Mas dizer que Cristo “venceu” é uma expressão estranha para o homem e, desse modo, chegamos a ela como a uma saída misteriosa, que permanece mistério enquanto o Pai o quiser, enquanto o mistério de Deus não se revelar. E quando se revelar, será o fim, o fim do mundo. Para poder dizer: “Venceu”, o homem deve fazer uma escolha: a escolha de que o bem triunfe sobre o mal. A escolha do bem e não o insistente destaque dado ao mal. E é inegável que isso seja justo: a priori é justo, não é uma explicação que nós possamos dar, mas algo que reconhecemos.

Exatamente por isso a história dos Estados Unidos nos ensina uma positividade da vida que serve de exemplo para todo o resto do mundo. E nos ensina também que se falta o senso do todo, infinitas serão as possibilidades de rebelião e de massacre.

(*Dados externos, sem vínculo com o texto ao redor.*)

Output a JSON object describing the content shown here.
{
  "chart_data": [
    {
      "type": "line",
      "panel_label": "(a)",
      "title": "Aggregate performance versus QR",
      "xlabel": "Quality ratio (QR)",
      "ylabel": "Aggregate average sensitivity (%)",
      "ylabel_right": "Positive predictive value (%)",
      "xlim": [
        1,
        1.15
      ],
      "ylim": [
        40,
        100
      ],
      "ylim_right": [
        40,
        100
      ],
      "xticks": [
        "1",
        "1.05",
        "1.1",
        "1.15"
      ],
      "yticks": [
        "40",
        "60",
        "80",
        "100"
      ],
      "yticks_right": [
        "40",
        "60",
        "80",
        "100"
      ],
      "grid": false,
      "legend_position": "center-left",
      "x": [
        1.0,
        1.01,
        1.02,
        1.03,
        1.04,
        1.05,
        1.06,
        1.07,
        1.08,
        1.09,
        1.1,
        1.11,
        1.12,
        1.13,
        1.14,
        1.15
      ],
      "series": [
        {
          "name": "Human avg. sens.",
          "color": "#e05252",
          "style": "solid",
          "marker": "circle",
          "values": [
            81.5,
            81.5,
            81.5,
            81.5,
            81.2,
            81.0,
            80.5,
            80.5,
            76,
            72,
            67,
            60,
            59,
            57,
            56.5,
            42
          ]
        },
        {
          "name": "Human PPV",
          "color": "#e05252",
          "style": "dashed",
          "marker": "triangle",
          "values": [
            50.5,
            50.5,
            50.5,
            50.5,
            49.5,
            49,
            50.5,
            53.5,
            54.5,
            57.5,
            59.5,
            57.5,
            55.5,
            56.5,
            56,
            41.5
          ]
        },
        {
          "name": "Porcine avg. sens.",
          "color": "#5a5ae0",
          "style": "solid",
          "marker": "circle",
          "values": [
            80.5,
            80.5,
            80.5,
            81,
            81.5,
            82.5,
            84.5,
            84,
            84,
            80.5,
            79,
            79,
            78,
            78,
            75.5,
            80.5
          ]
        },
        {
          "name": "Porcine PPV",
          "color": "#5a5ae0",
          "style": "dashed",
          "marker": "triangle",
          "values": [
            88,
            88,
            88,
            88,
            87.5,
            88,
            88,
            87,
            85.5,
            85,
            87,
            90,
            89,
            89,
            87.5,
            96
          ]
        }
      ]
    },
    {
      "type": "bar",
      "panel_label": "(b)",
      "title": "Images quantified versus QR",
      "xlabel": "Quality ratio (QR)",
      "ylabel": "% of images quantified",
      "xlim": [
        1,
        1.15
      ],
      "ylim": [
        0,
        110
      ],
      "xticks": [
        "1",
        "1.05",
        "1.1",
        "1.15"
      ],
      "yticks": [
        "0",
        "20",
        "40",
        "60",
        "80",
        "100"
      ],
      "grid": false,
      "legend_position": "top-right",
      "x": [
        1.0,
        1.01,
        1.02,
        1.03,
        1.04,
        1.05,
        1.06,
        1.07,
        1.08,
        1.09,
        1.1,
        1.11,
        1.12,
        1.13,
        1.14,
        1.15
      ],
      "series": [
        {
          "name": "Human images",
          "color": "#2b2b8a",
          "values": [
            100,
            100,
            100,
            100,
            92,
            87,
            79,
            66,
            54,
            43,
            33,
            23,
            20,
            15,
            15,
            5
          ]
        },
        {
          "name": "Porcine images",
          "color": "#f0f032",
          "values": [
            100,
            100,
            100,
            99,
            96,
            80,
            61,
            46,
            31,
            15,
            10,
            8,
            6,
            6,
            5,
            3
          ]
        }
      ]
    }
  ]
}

Deus, o Senhor, me faz chegar à certeza da fé: que a amizade de Deus comigo, com o homem, não pode ser colocada em discussão por nada (desde o início Deus veio à Terra escolhendo para si um povo, uma nação predileta para levar o mundo a uma realização que, de outro modo, jamais teria acontecido). Pensar que pouco antes de morrer Jesus tenha dito: “Amigo!”, a Judas que o traía, é uma coisa do outro mundo. Assim fala o Salmo 17: “Louvai o Senhor porque é bom, eterna é a sua misericórdia”. É uma coisa do outro mundo. Nestes dias pensava em Maximiliano Kolbe, que diz ao capitão alemão: “Você deve matar dez, eu substituirei um que tem filhos...”. E o alemão aceita a oferta. Se Hitler estivesse ali naquele instante, certamente não teria premiado aquele capitão... O capitão alemão tinha aplicado uma idéia de justiça que não era a de Hitler; aceitando a troca, expressava o sentimento natural de um homem que bem podia ter filhos como aquele condenado. A Igreja canonizou padre Kolbe porque fez justiça a si próprio diante de Deus. Como foi para Nossa Senhora, que para mim continua a ser o vértice daquela evolução do eu que se chama santidade. Por isso, perante qualquer desastre ou limite, um homem pode afirmar com segurança que a vida é justa porque vai misteriosamente, mas seguramente, rumo ao seu destino de positividade.